The State Department had told NBC News earlier this month that it was aware of reports that RFA might withdraw from the city and that “such a decision would represent the latest consequence of Hong Kong authorities’ continuing suppression of media freedom.”

Hong Kong Protests Against China's Proposed Security Law (Anthony Kwan / Getty Images file)
Hong Kong Protests Against China's Proposed Security Law (Anthony Kwan / Getty Images file)

The U.S. and others have strongly criticized the Article 23 law, which Hong Kong was constitutionally required to enact. On Friday, Secretary of State Antony Blinken said the U.S. was taking steps to impose new visa restrictions on multiple Hong Kong officials in connection with the intensifying crackdown on dissent.

Hong Kong has experienced a dramatic decline in press freedom in recent years, falling to 140th out of 180 countries and territories in Reporters Without Borders’ 2023 World Press Freedom Index, down from 70th in 2018.

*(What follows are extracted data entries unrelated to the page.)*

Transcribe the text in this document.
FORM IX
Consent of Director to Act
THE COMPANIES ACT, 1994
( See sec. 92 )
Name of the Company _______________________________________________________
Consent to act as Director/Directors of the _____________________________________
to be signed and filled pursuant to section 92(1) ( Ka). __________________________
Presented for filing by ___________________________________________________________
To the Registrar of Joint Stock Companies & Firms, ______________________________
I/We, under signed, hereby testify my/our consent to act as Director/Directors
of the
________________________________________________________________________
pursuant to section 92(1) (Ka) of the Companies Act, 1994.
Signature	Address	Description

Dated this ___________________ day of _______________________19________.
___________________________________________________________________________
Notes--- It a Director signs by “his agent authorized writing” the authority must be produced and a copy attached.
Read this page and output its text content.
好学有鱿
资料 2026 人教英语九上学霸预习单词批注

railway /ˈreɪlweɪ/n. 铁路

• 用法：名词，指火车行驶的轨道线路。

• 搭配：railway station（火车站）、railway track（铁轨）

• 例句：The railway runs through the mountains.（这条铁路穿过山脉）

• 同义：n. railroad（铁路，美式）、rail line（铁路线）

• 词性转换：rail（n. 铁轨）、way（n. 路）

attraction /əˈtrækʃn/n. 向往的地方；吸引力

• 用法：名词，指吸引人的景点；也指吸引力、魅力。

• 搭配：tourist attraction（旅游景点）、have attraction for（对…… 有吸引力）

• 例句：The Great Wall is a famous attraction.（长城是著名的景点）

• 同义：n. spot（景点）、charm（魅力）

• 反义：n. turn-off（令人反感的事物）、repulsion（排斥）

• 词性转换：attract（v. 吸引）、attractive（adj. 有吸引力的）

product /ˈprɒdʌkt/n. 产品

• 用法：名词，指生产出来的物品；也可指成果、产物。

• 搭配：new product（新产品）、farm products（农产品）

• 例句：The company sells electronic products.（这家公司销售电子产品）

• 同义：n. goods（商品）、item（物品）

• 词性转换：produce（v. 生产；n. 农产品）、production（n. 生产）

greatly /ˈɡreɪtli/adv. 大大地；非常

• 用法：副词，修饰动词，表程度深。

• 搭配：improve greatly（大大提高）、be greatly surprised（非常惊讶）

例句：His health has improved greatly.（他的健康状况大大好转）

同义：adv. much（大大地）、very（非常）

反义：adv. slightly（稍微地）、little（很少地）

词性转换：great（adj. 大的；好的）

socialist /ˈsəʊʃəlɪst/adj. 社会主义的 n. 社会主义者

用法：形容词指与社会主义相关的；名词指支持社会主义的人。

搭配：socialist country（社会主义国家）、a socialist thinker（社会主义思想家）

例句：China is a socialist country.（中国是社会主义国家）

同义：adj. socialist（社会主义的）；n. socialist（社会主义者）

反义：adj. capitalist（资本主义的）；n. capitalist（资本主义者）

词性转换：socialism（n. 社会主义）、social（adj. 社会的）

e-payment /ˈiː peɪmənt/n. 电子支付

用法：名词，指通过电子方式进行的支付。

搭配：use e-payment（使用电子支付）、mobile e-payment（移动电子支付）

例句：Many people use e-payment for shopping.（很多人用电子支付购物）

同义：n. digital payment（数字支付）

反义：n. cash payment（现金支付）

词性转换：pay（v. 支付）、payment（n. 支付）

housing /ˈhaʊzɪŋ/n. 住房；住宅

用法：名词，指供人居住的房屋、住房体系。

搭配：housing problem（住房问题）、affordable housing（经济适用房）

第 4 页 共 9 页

Pro-democracy news outlets such as Apple Daily and Stand News have been forcibly shut down by the government, while others have closed on their own or moved all or part of their operations out of Hong Kong. High-profile trials of Apple Daily founder Jimmy Lai, 76, and two former Stand News editors are expected to have profound implications for press freedom in the city.

Foreign news outlets have been targeted to a lesser degree, with RFA and Voice of America, another U.S. government news service, accused by pro-Beijing newspapers in Hong Kong of being “anti-China.”

Fang said Radio Free Asia was “among the last independent news organizations reporting on events happening in Hong Kong in Cantonese and Mandarin.”

RFA reported last month that Hong Kong security chief Chris Tang had criticized what he called the outlet’s “false” reports that the Article 23 legislation could be used against the media, saying the law targeted only those who threatened national security. Speaking at a news conference, Tang referred to RFA as a “foreign force.”

The news outlet was also criticized by the Hong Kong police in January over an article about alleged police brutality during the 2019 protests that quoted Ted Hui, a former Hong Kong lawmaker now living in Australia. Hui is accused of national security offenses by the Hong Kong authorities, who have offered bounties of 1 million Hong Kong dollars ($128,000) each for him and 12 other overseas activists.

Cédric Alviani, Asia-Pacific bureau director at Reporters Without Borders, said there had been a trend of media outlets and media-related organizations leaving Hong Kong since 2020, when Beijing’s national security law raised the possibility that journalists could be accused of national security crimes in the course of their work.

Hong Kong’s passage of its own national security legislation “makes the potential threat to locally registered organizations even more credible,” he said, “because the Hong Kong authorities would not appear as going against their own regulations when attacking the media based on national security provisions.”

Though he declined to comment on RFA’s withdrawal, Alviani said the Article 23 law would increase pressure on local journalists and was “obviously aimed at creating self-censorship.”

“There is so much space for interpretation that basically the only way not to fall under the national security provisions would be not to write at all on any of the topics considered by the government as sensitive,” he said.